In other societies, such as Germany and the US, there is always a moral question of what to do with Nazi postcards sent to friends from occupied Europe, or lynching postcards. Should they be presented to the public? If so in what context? Should it be legal to buy them on the market? Pop culture and collecting are not without a dark side.
It is also not without a financial aspect. It is a well-known fact that Harvard University and Yale University, for example, are able to spend more to get more. The late poet Yehuda Amichai decided to sell his archive to Yale before he passed away, as was his right. Israeli institutions are in constant dialogue among themselves on what is worthy of being included and trying to figure out where the money might come from to purchase such items.

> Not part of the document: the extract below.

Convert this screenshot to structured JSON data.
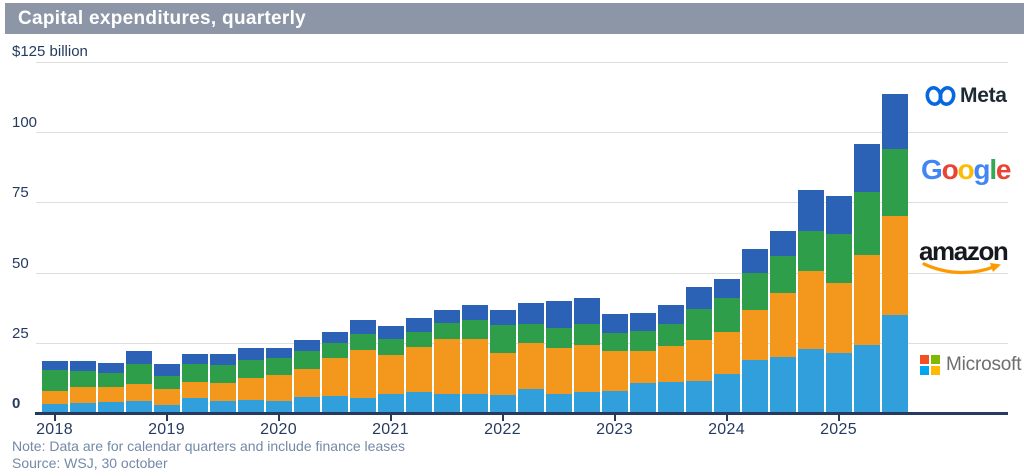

While Haifa Museum and the Tel Aviv City Museum were able to purchase some of the collections, partly because Rimon himself wanted his collections to be placed in an educational context, his Jerusalem collection and Jewish immigration collection were sold off in the private market. This is, sadly, the fate of most collections after the person who felt the need to create them is no longer alive. They are either tossed out by living relatives who never shared the interest or sold to the highest bidder. Rimon himself sold a collection of oil paintings his father passed on to him rather than enlarging it.
It’s not sensible to collect something that does not provide joy. Yet, with luck and patience, it is possible that some of the joy can be shared with others. Today, visitors are welcomed to the Haifa City Museum and can examine the rich diverse history of the city, as soon as the outbreak is over.     ל
Haifa City Museum is located at 11 Ben Gurion Avenue, The museum is currently closed until the Health Ministry releases new guidelines concerning COVID-19.